Farm Ireland
Independent.ie

Tuesday 25 July 2017

Coveney blueprint bids to treble beef discussion groups

Darragh McCullough

Darragh McCullough

A trebling in the number of beef discussion groups to 300 is the ambitious target set out in a new blueprint for the industry.

Details on the €5m beef discussion group announcement are being finalised for a roll-out of the initiative early in the new year.

The programme will be based on the hugely successful programme that is already operating in the dairy sector. In the space of just two years, the dairy discussion group programme has doubled the number of farmers participating in discussion groups by paying them €1,000 for participating.

However, Minister for Agriculture Simon Coveney has set the bar even higher for the beef technology adoption programme, with a target of trebling the number of beef discussion groups.

It is hoped that this will bring the total number of farmers participating in the programme to 4,500, although the €5m budget provides for an additional 500 farmers if the average payment is set at €1,000 per participant.

"It's a very ambitious target but a good time to do it," said Teagasc's beef programme manager, Bernard Smyth. "It will be especially relevant now that beef prices have risen and it will allow farmers to rely more on what's going on inside their farm gate for their income rather than looking to Europe."

It is expected that the programme will be implemented over three years, with the possibility of extending it following a review of its operations after year two.

It will be managed by the Department with the assistance of trained Teagasc or private advisers facilitating discussion groups. It will be open to existing discussion group members and those wishing to join or form groups for the first time.


A maximum of 20 members per discussion group is envisaged, although this will be left to the discretion of the facilitators and may need to be increased to cope with numbers.

FOCUS

Teagasc will be allocating 110 of their advisers to the programme, 35 of whom will be beef specialists, with the remainder being drawn from the pool of advisrs traditionally working in REPS.

All participants must be signed up to the Irish Cattle Breeding Federation's (ICBF) Herdplus prior to joining a discussion group, while suckler farmers must be in the Suckler Cow Welfare Scheme.

Each farmer will be required to focus on best practice in four key areas: grassland management, breeding, financial management and herd health.
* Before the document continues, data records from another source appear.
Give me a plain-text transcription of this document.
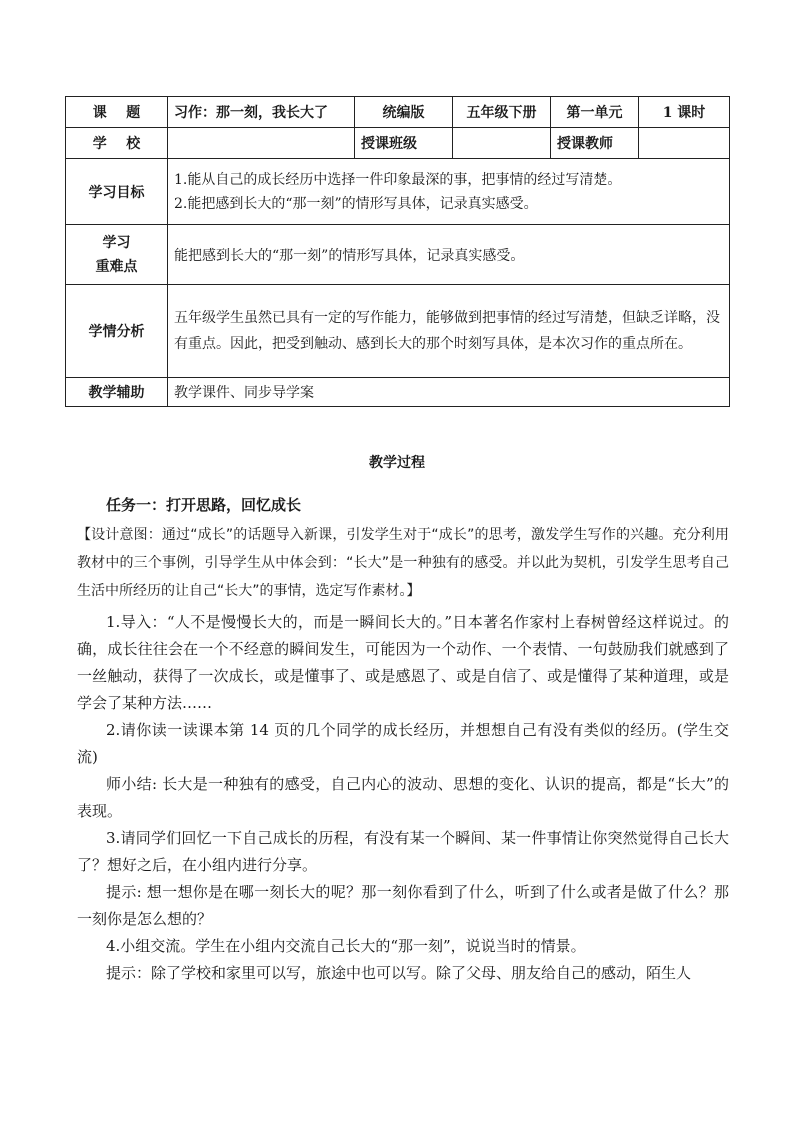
课    题	习作：那一刻，我长大了	统编版	五年级下册	第一单元	1 课时
学    校		授课班级		授课教师	
学习目标	1.能从自己的成长经历中选择一件印象最深的事，把事情的经过写清楚。
2.能把感到长大的“那一刻”的情形写具体，记录真实感受。				

学习
重难点	能把感到长大的“那一刻”的情形写具体，记录真实感受。				
学情分析	五年级学生虽然已具有一定的写作能力，能够做到把事情的经过写清楚，但缺乏详略，没有重点。因此，把受到触动、感到长大的那个时刻写具体，是本次习作的重点所在。				
教学辅助	教学课件、同步导学案				
教学过程
任务一：打开思路，回忆成长
【设计意图：通过“成长”的话题导入新课，引发学生对于“成长”的思考，激发学生写作的兴趣。充分利用教材中的三个事例，引导学生从中体会到：“长大”是一种独有的感受。并以此为契机，引发学生思考自己生活中所经历的让自己“长大”的事情，选定写作素材。】

1.导入：“人不是慢慢长大的，而是一瞬间长大的。”日本著名作家村上春树曾经这样说过。的确，成长往往会在一个不经意的瞬间发生，可能因为一个动作、一个表情、一句鼓励我们就感到了一丝触动，获得了一次成长，或是懂事了、或是感恩了、或是自信了、或是懂得了某种道理，或是学会了某种方法……

2.请你读一读课本第 14 页的几个同学的成长经历，并想想自己有没有类似的经历。(学生交流)

师小结: 长大是一种独有的感受，自己内心的波动、思想的变化、认识的提高，都是“长大”的表现。

3.请同学们回忆一下自己成长的历程，有没有某一个瞬间、某一件事情让你突然觉得自己长大了？想好之后，在小组内进行分享。

提示: 想一想你是在哪一刻长大的呢？那一刻你看到了什么，听到了什么或者是做了什么？那一刻你是怎么想的？

4.小组交流。学生在小组内交流自己长大的“那一刻”，说说当时的情景。

提示：除了学校和家里可以写，旅途中也可以写。除了父母、朋友给自己的感动，陌生人
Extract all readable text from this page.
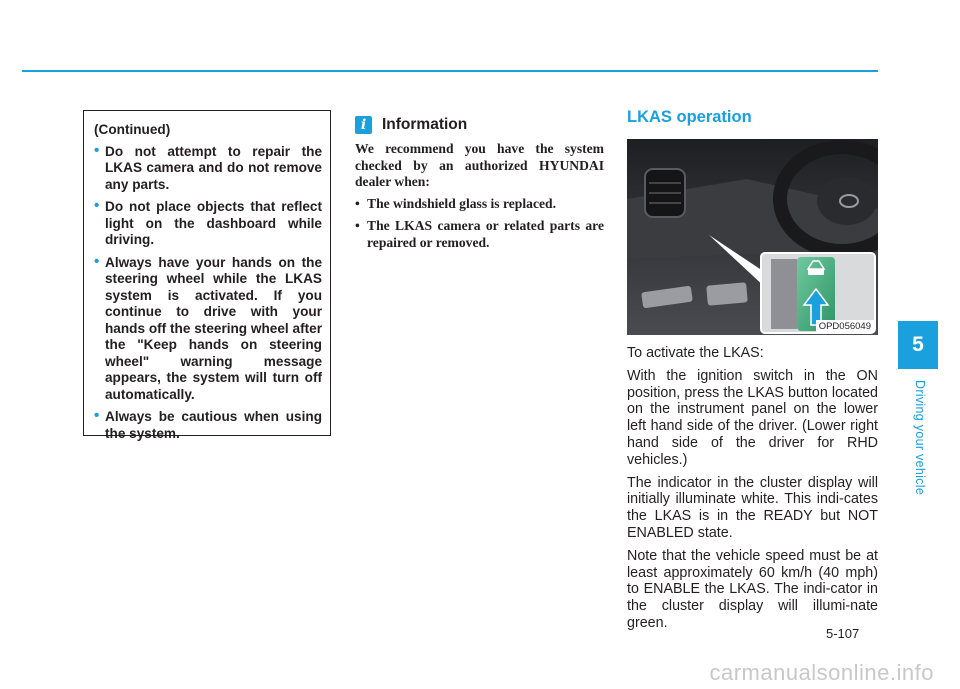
(Continued)

• Do not attempt to repair the LKAS camera and do not remove any parts.
• Do not place objects that reflect light on the dashboard while driving.
• Always have your hands on the steering wheel while the LKAS system is activated. If you continue to drive with your hands off the steering wheel after the "Keep hands on steering wheel" warning message appears, the system will turn off automatically.
• Always be cautious when using the system.
i	Information

We recommend you have the system checked by an authorized HYUNDAI dealer when:

• The windshield glass is replaced.
• The LKAS camera or related parts are repaired or removed.
LKAS operation
OPD056049

To activate the LKAS:

With the ignition switch in the ON position, press the LKAS button located on the instrument panel on the lower left hand side of the driver. (Lower right hand side of the driver for RHD vehicles.)

The indicator in the cluster display will initially illuminate white. This indi-cates the LKAS is in the READY but NOT ENABLED state.

Note that the vehicle speed must be at least approximately 60 km/h (40 mph) to ENABLE the LKAS. The indi-cator in the cluster display will illumi-nate green.

5
Driving your vehicle
5-107
carmanualsonline.info
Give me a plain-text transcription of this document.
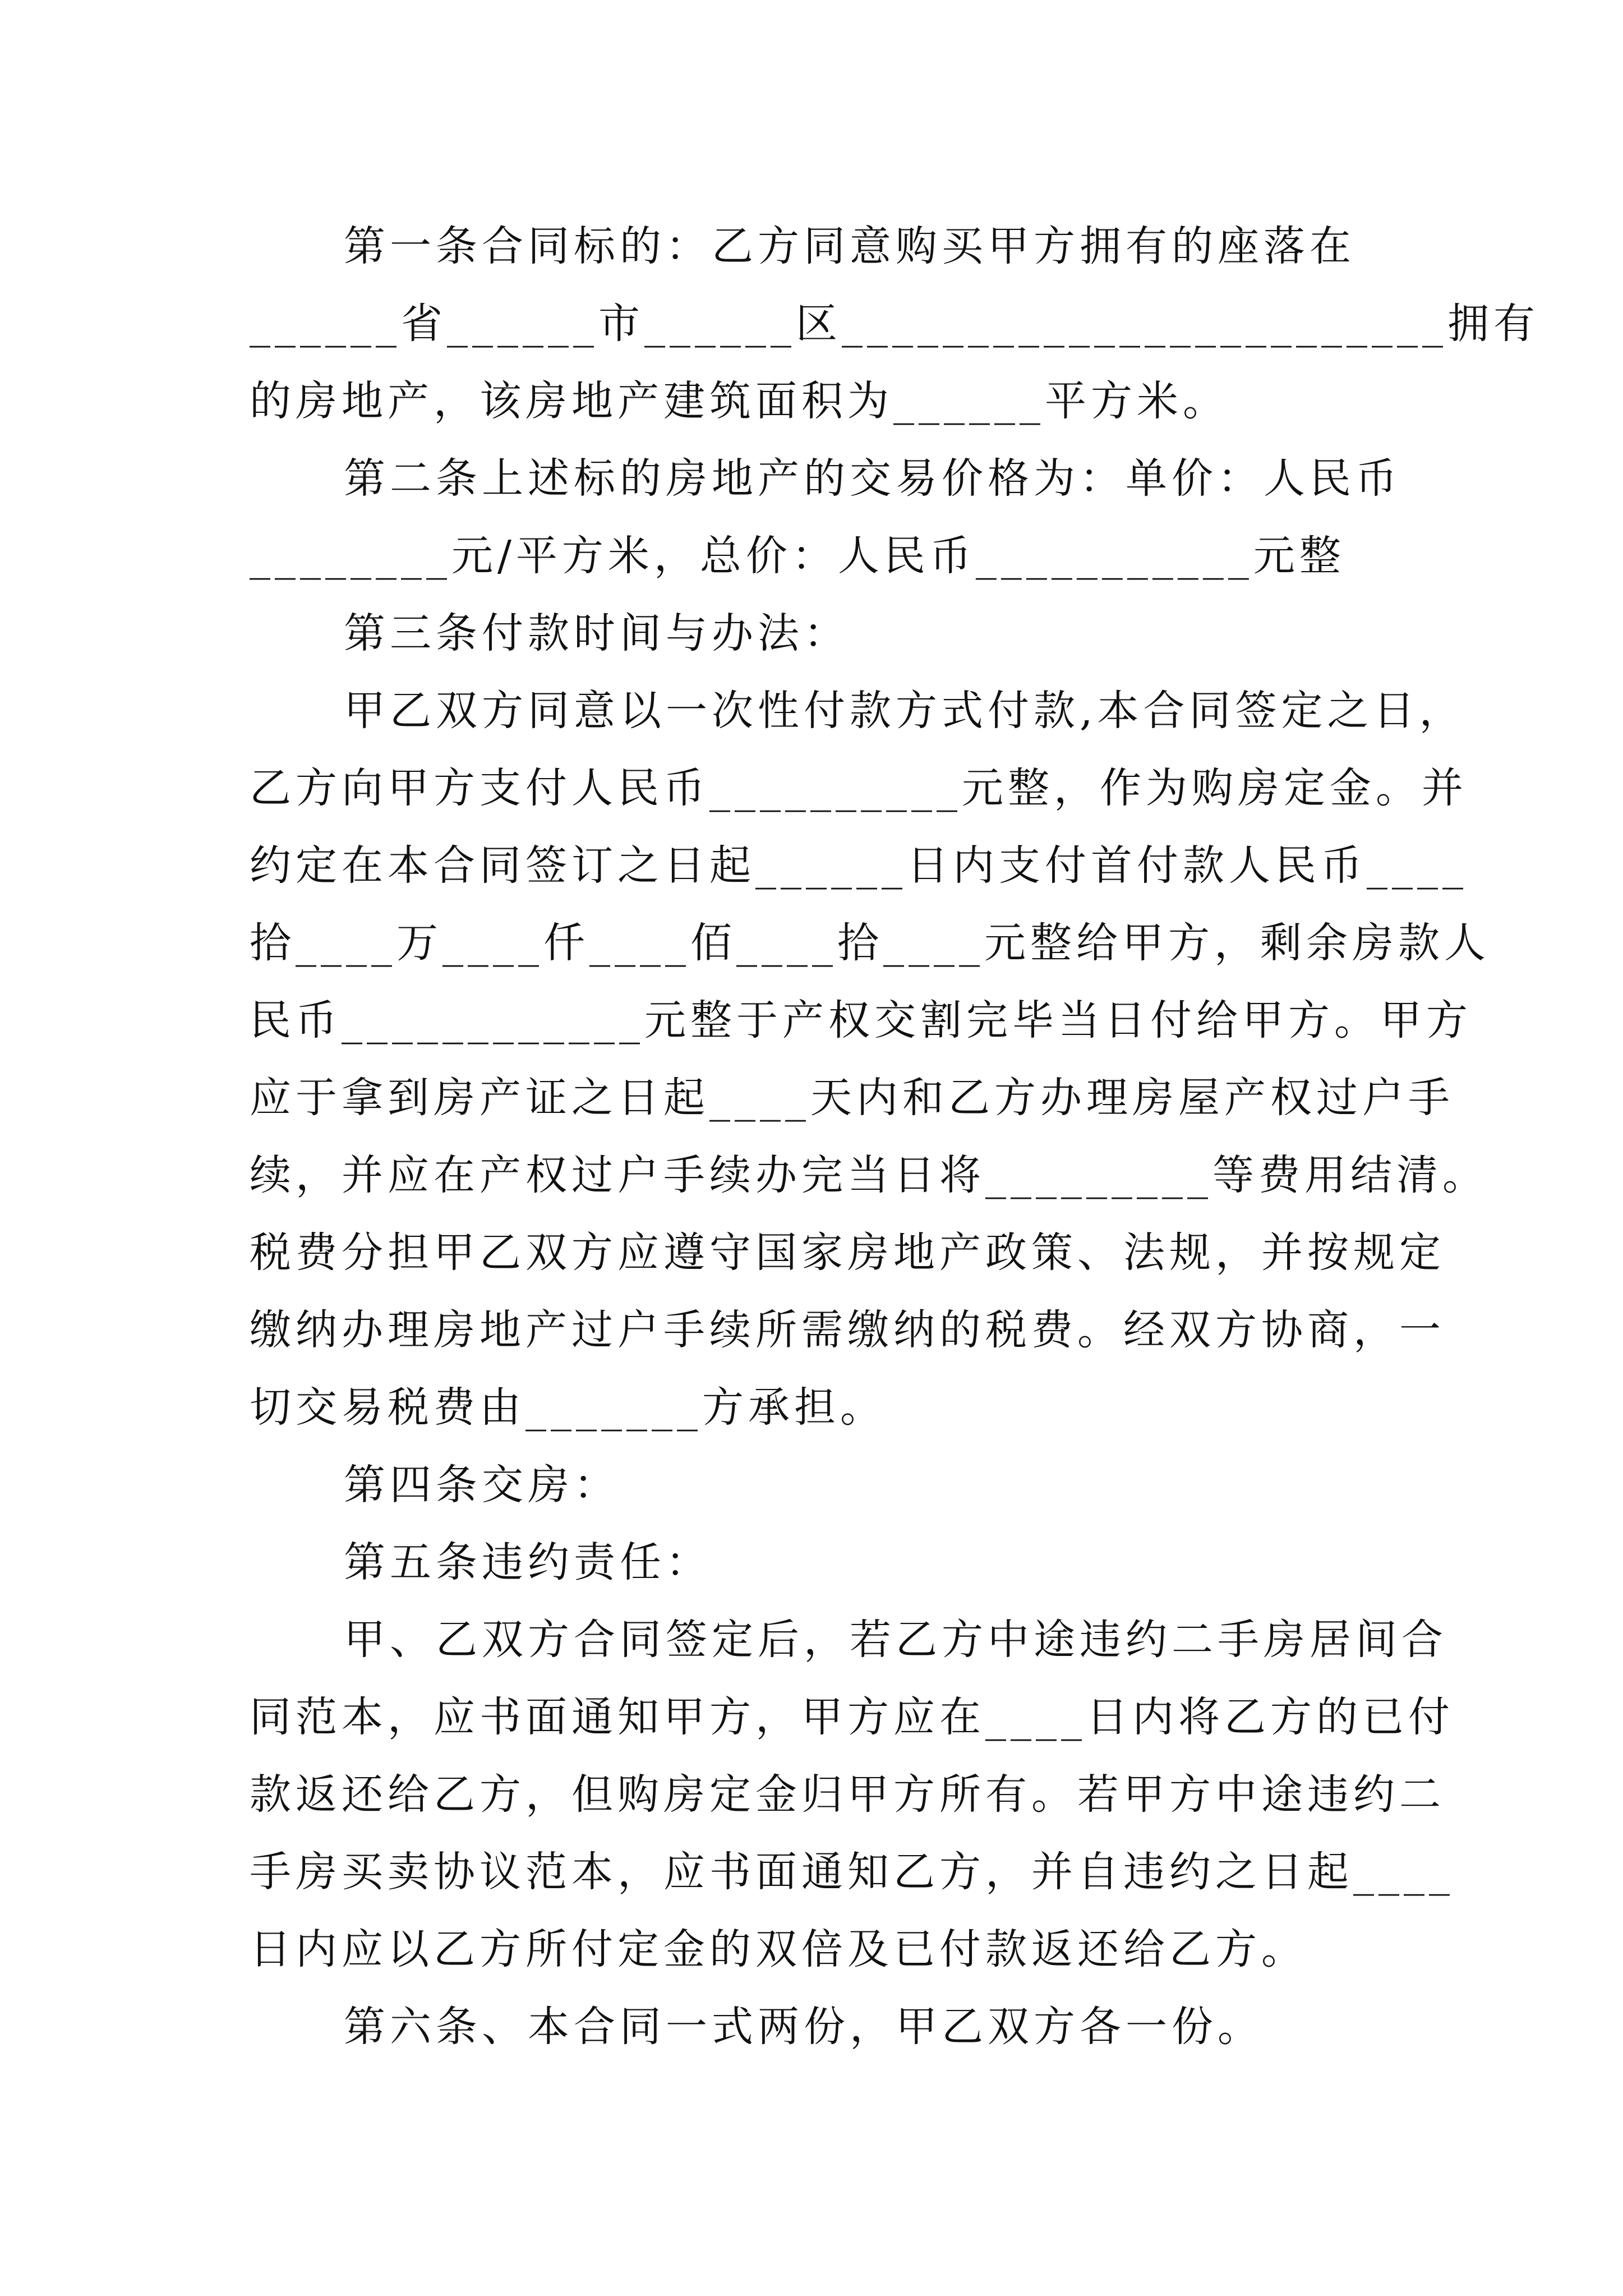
第一条合同标的：乙方同意购买甲方拥有的座落在
______省______市______区________________________拥有
的房地产，该房地产建筑面积为______平方米。
第二条上述标的房地产的交易价格为：单价：人民币
________元/平方米，总价：人民币___________元整
第三条付款时间与办法：
甲乙双方同意以一次性付款方式付款,本合同签定之日，
乙方向甲方支付人民币__________元整，作为购房定金。并
约定在本合同签订之日起______日内支付首付款人民币____
拾____万____仟____佰____拾____元整给甲方，剩余房款人
民币____________元整于产权交割完毕当日付给甲方。甲方
应于拿到房产证之日起____天内和乙方办理房屋产权过户手
续，并应在产权过户手续办完当日将_________等费用结清。
税费分担甲乙双方应遵守国家房地产政策、法规，并按规定
缴纳办理房地产过户手续所需缴纳的税费。经双方协商，一
切交易税费由_______方承担。
第四条交房：
第五条违约责任：
甲、乙双方合同签定后，若乙方中途违约二手房居间合
同范本，应书面通知甲方，甲方应在____日内将乙方的已付
款返还给乙方，但购房定金归甲方所有。若甲方中途违约二
手房买卖协议范本，应书面通知乙方，并自违约之日起____
日内应以乙方所付定金的双倍及已付款返还给乙方。
第六条、本合同一式两份，甲乙双方各一份。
In order to qualify for the payment, participants must attend at least six out of eight group meetings a year. They will also be required to host at least one group meeting over the three-year period. Attendance at one national or regional event, such as an open day in Grange, is likely to qualify as one of the group meetings.

Farmers will also have to complete a three-year plan outlining their current and target stocking rates, turnout dates, calving patterns, liveweight gains, and financial performance. Sixty percent of the €1,000 payment will be made on the basis of meeting these criteria.

The remaining 40pc will be paid when a farmer completes two tasks each year from a menu of options. These will include completing a profit monitor for the previous production year, submitting certified livestock weights to ICBF, participating in a producer or processor partnership, using AI sires on at least half of the herd or participating in the Gene Ireland young bull programme operated by ICBF. The last option involves getting a herd health plan certified by a vet.

Meanwhile, it has been confirmed that the dairy discussion group programme is to be extended for another year.